鈴原さんは私よりかなり冷静で、この数時間彼なりに色々分析して仮説を立てたみたいだ。彼の話は説得力があり、ただただ動揺しているだけの私に大きな一歩をくれた。
「では、旦那さんが陽菜紀のスマホを利用して私たちにメールを送っていた、と考えてもいいんですかね…」
「それは分かりません。あくまで仮説ですので。俺は刑事でもないし探偵でもないので」
と鈴原さんはまたも申し訳なさそうに眉を下げる。結局、答えは出ず、そしてそれ以上の仮説も浮かばずここで話し合っていても何か分かるはずもなく私たちは帰ることにした。
帰る際
「送っていきますよ。確か……東町でしたよね」と鈴原さんが申し出てくれて、それは流石に申し訳ないと思ったから断ろうと思った。聞けば鈴原さんは私の住んでる町の隣の区とは言え、電車で15分はある。
「大丈夫ですよ。俺は男なんで何とでもなりますが、あのメールの後だと灯理さんは心細いかと思いますので。あ……迷惑なら…」
と最後の方は自信が無さそうに頭の後ろに手をやり、鈴原さんの優しさに今まで感じていた身も凍るような恐怖が凪いでいくのが分かった。

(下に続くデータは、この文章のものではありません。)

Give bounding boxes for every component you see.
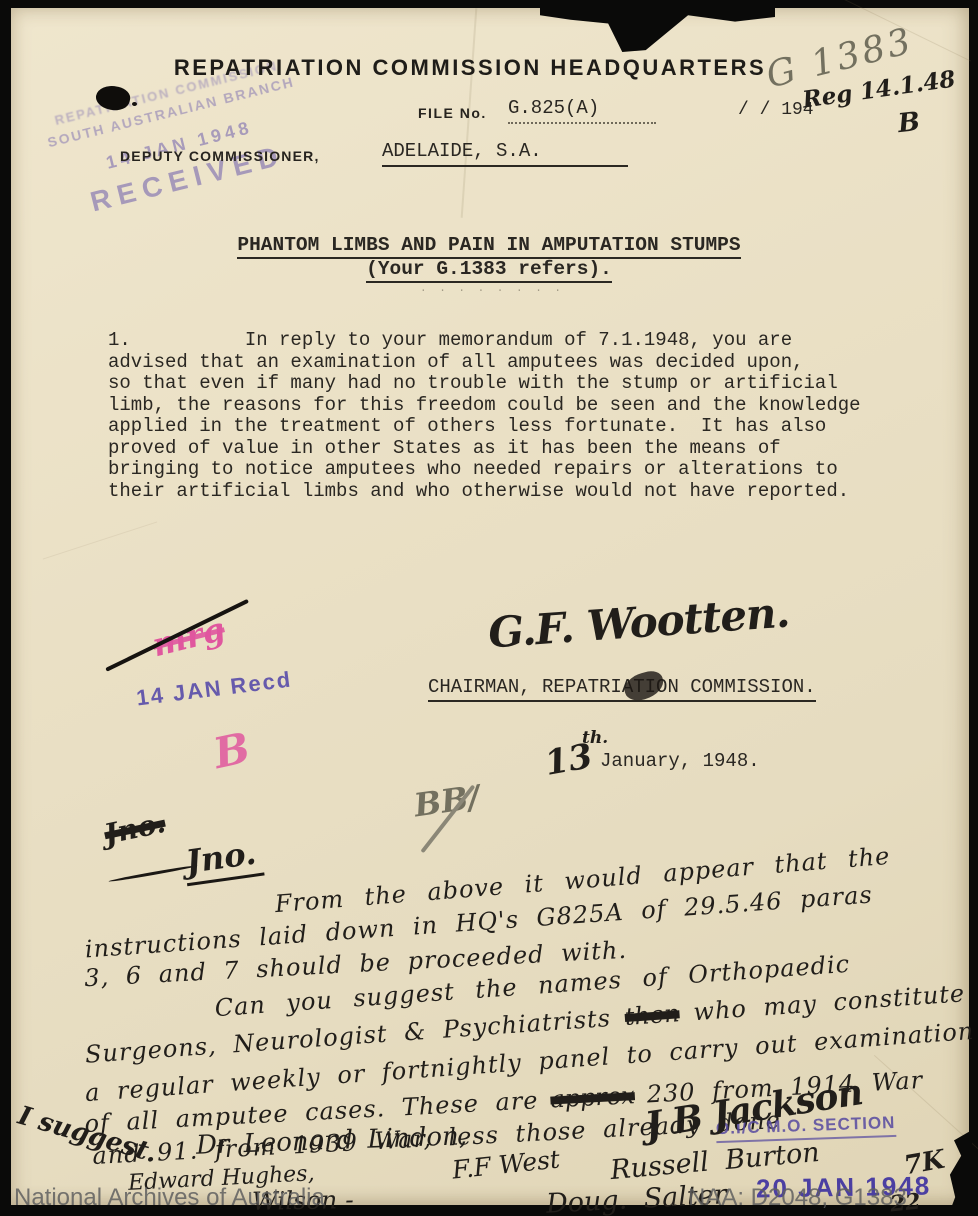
- chairman-title-line: CHAIRMAN, REPATRIATION COMMISSION.: [428, 676, 816, 702]
- scanned-document: REPATRIATION COMMISSION HEADQUARTERS FIL…: [0, 0, 978, 1216]
- deputy-commissioner-label: DEPUTY COMMISSIONER,: [120, 148, 320, 164]
- handwritten-day-suffix: th.: [582, 728, 608, 748]
- minute-line-5-crossed-word: then: [624, 999, 681, 1031]
- subject-line-2: (Your G.1383 refers).: [0, 258, 978, 280]
- ink-speck: [132, 102, 137, 106]
- file-no-value: G.825(A): [508, 97, 656, 124]
- minute-line-7-crossed-word: approx: [550, 1081, 636, 1113]
- initial-b-top: B: [896, 107, 921, 139]
- typed-date: January, 1948.: [600, 750, 760, 772]
- page-title: REPATRIATION COMMISSION HEADQUARTERS: [150, 55, 790, 81]
- watermark-naa-left: National Archives of Australia: [14, 1184, 325, 1212]
- subject-line-1-text: PHANTOM LIMBS AND PAIN IN AMPUTATION STU…: [237, 234, 740, 259]
- deputy-commissioner-value: ADELAIDE, S.A.: [382, 140, 628, 167]
- body-paragraph: 1. In reply to your memorandum of 7.1.19…: [108, 330, 898, 502]
- subject-line-2-text: (Your G.1383 refers).: [366, 258, 612, 283]
- subject-line-1: PHANTOM LIMBS AND PAIN IN AMPUTATION STU…: [0, 234, 978, 256]
- watermark-naa-right: NAA: D2048, G1383: [688, 1184, 907, 1212]
- subject-dots: . . . . . . . .: [420, 283, 564, 295]
- file-no-label: FILE No.: [418, 105, 487, 121]
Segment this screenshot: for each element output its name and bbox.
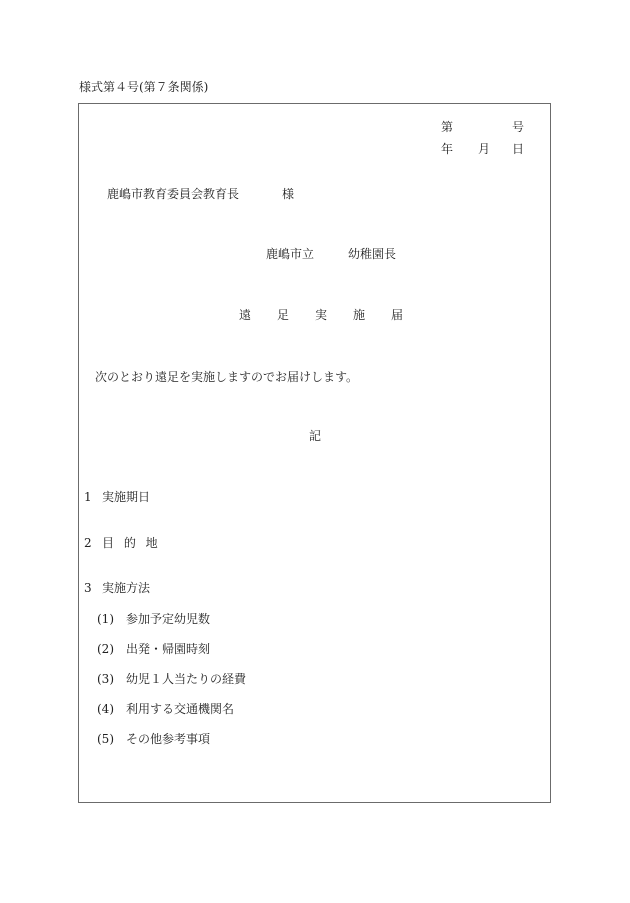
addressee-name: 鹿嶋市教育委員会教育長	[107, 188, 239, 200]
title-char: 実	[315, 309, 353, 321]
document-number-suffix: 号	[512, 121, 524, 133]
title-char: 施	[353, 309, 391, 321]
sub-item-number: (1)	[97, 613, 114, 625]
item-label-destination: 目 的 地	[102, 537, 161, 549]
date-day-label: 日	[512, 143, 524, 155]
sub-item-number: (2)	[97, 643, 114, 655]
ki-heading: 記	[309, 430, 321, 442]
sender-suffix: 幼稚園長	[348, 248, 396, 260]
item-number: 3	[84, 582, 92, 594]
form-frame	[78, 103, 551, 803]
title-char: 遠	[239, 309, 277, 321]
sub-item-label: 幼児１人当たりの経費	[126, 673, 246, 685]
sub-item-label: その他参考事項	[126, 733, 210, 745]
addressee-honorific: 様	[282, 188, 294, 200]
sub-item-number: (5)	[97, 733, 114, 745]
sender-prefix: 鹿嶋市立	[266, 248, 314, 260]
title-char: 届	[391, 309, 429, 321]
document-title: 遠足実施届	[239, 309, 429, 321]
sub-item-label: 出発・帰園時刻	[126, 643, 210, 655]
sub-item-label: 参加予定幼児数	[126, 613, 210, 625]
document-number-prefix: 第	[441, 121, 453, 133]
body-text: 次のとおり遠足を実施しますのでお届けします。	[95, 371, 358, 383]
sub-item-number: (4)	[97, 703, 114, 715]
sub-item-number: (3)	[97, 673, 114, 685]
title-char: 足	[277, 309, 315, 321]
date-month-label: 月	[478, 143, 490, 155]
form-number-label: 様式第４号(第７条関係)	[79, 81, 208, 93]
item-number: 2	[84, 537, 92, 549]
item-label-date: 実施期日	[102, 491, 150, 503]
sub-item-label: 利用する交通機関名	[126, 703, 234, 715]
item-label-method: 実施方法	[102, 582, 150, 594]
item-number: 1	[84, 491, 92, 503]
date-year-label: 年	[441, 143, 453, 155]
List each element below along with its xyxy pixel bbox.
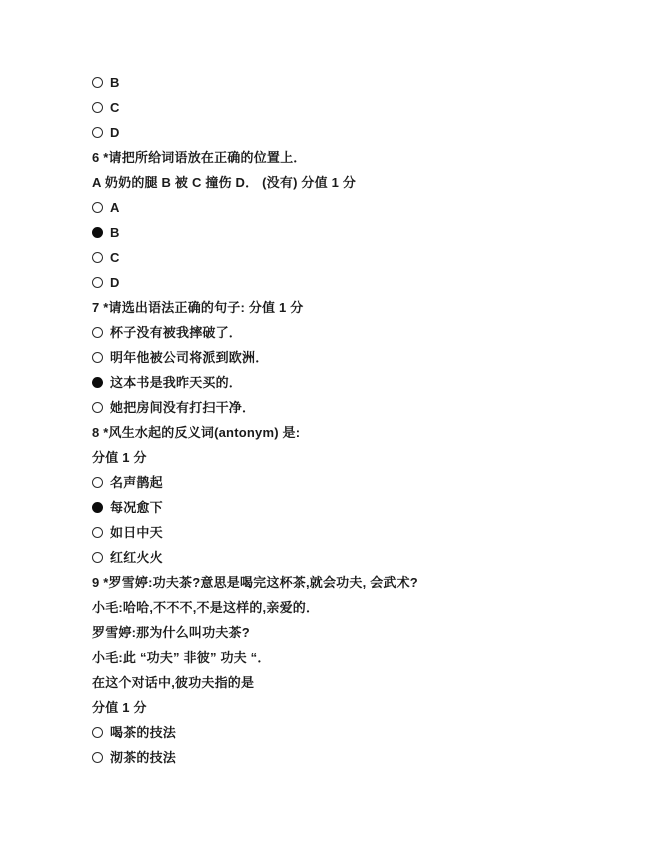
q8-option-4[interactable]: 红红火火 (92, 545, 625, 570)
radio-unselected-icon[interactable] (92, 477, 103, 488)
text-line: 9 *罗雪婷:功夫茶?意思是喝完这杯茶,就会功夫, 会武术? (92, 576, 418, 589)
q7-title: 7 *请选出语法正确的句子: 分值 1 分 (92, 295, 625, 320)
radio-unselected-icon[interactable] (92, 552, 103, 563)
q5-option-b[interactable]: B (92, 70, 625, 95)
option-label: 喝茶的技法 (110, 726, 176, 739)
radio-unselected-icon[interactable] (92, 752, 103, 763)
text-line: A 奶奶的腿 B 被 C 撞伤 D． (没有) 分值 1 分 (92, 176, 356, 189)
text-line: 罗雪婷:那为什么叫功夫茶? (92, 626, 250, 639)
q9-dialog-3: 罗雪婷:那为什么叫功夫茶? (92, 620, 625, 645)
option-label: 名声鹊起 (110, 476, 163, 489)
q7-option-1[interactable]: 杯子没有被我摔破了． (92, 320, 625, 345)
q5-option-c[interactable]: C (92, 95, 625, 120)
text-line: 分值 1 分 (92, 701, 147, 714)
radio-unselected-icon[interactable] (92, 327, 103, 338)
option-label: 明年他被公司将派到欧洲． (110, 351, 268, 364)
q9-points: 分值 1 分 (92, 695, 625, 720)
radio-unselected-icon[interactable] (92, 252, 103, 263)
q6-sentence: A 奶奶的腿 B 被 C 撞伤 D． (没有) 分值 1 分 (92, 170, 625, 195)
option-label: D (110, 276, 120, 289)
quiz-page: B C D 6 *请把所给词语放在正确的位置上． A 奶奶的腿 B 被 C 撞伤… (0, 0, 655, 848)
q6-title: 6 *请把所给词语放在正确的位置上． (92, 145, 625, 170)
text-line: 7 *请选出语法正确的句子: 分值 1 分 (92, 301, 304, 314)
text-line: 小毛:此 “功夫” 非彼” 功夫 “． (92, 651, 271, 664)
option-label: C (110, 101, 120, 114)
radio-selected-icon[interactable] (92, 227, 103, 238)
q9-dialog-1: 9 *罗雪婷:功夫茶?意思是喝完这杯茶,就会功夫, 会武术? (92, 570, 625, 595)
radio-unselected-icon[interactable] (92, 127, 103, 138)
radio-unselected-icon[interactable] (92, 102, 103, 113)
q6-option-d[interactable]: D (92, 270, 625, 295)
text-line: 小毛:哈哈,不不不,不是这样的,亲爱的． (92, 601, 319, 614)
radio-unselected-icon[interactable] (92, 277, 103, 288)
q7-option-3[interactable]: 这本书是我昨天买的． (92, 370, 625, 395)
q6-option-b[interactable]: B (92, 220, 625, 245)
q5-option-d[interactable]: D (92, 120, 625, 145)
radio-unselected-icon[interactable] (92, 202, 103, 213)
option-label: A (110, 201, 120, 214)
q6-option-c[interactable]: C (92, 245, 625, 270)
text-line: 在这个对话中,彼功夫指的是 (92, 676, 254, 689)
option-label: B (110, 226, 120, 239)
option-label: 如日中天 (110, 526, 163, 539)
option-label: 每况愈下 (110, 501, 163, 514)
option-label: 她把房间没有打扫干净． (110, 401, 255, 414)
radio-unselected-icon[interactable] (92, 77, 103, 88)
radio-selected-icon[interactable] (92, 502, 103, 513)
radio-unselected-icon[interactable] (92, 352, 103, 363)
radio-unselected-icon[interactable] (92, 727, 103, 738)
option-label: B (110, 76, 120, 89)
text-line: 8 *风生水起的反义词(antonym) 是: (92, 426, 300, 439)
q9-question: 在这个对话中,彼功夫指的是 (92, 670, 625, 695)
q8-points: 分值 1 分 (92, 445, 625, 470)
option-label: C (110, 251, 120, 264)
q9-dialog-2: 小毛:哈哈,不不不,不是这样的,亲爱的． (92, 595, 625, 620)
option-label: 这本书是我昨天买的． (110, 376, 242, 389)
radio-unselected-icon[interactable] (92, 527, 103, 538)
q7-option-4[interactable]: 她把房间没有打扫干净． (92, 395, 625, 420)
q8-title: 8 *风生水起的反义词(antonym) 是: (92, 420, 625, 445)
option-label: 杯子没有被我摔破了． (110, 326, 242, 339)
q9-option-2[interactable]: 沏茶的技法 (92, 745, 625, 770)
option-label: 沏茶的技法 (110, 751, 176, 764)
option-label: D (110, 126, 120, 139)
q8-option-3[interactable]: 如日中天 (92, 520, 625, 545)
q6-option-a[interactable]: A (92, 195, 625, 220)
q8-option-1[interactable]: 名声鹊起 (92, 470, 625, 495)
q9-option-1[interactable]: 喝茶的技法 (92, 720, 625, 745)
q7-option-2[interactable]: 明年他被公司将派到欧洲． (92, 345, 625, 370)
q8-option-2[interactable]: 每况愈下 (92, 495, 625, 520)
option-label: 红红火火 (110, 551, 163, 564)
q9-dialog-4: 小毛:此 “功夫” 非彼” 功夫 “． (92, 645, 625, 670)
radio-unselected-icon[interactable] (92, 402, 103, 413)
radio-selected-icon[interactable] (92, 377, 103, 388)
text-line: 分值 1 分 (92, 451, 147, 464)
text-line: 6 *请把所给词语放在正确的位置上． (92, 151, 307, 164)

「ありがとうございます。では……お願いします」と、結局彼の申し出に甘えることにした。
本当は怖かった。誰かに傍にいてほしかった。相談する相手も居ず、真っ暗なあの部屋に一人帰らなければならないと思うと、とても心細かったのだ。
帰る際も鈴原さんはとても頼もしかった。
「あっちの道の方が遠回りになりますが、人通りも多いので安全かと思います」と地図アプリを見ながらルートを指摘してくれたり、「交番が近くにあるので安全ですね」といざと言うときの逃げ込み先をチェックしたり、と。
私は正直、男性にここまで親切にされたことがないからちょっと戸惑いつつも、素直な気持ちは嬉しかった。こんな状況になって不安だと思っていたが、こうやって鈴原さんと居られることに感謝も覚えた。その気持ちを抱くこと自体、私の中のおぞましい何かが目覚めた、と言う感覚はあったが、どこか麻痺していたのかもしれない。
本当は―――鈴原さんがこうやって親切にしてくれてるのは、陽菜紀の親友だから、と言う事実があることを、私はいっとき忘れていたのだ。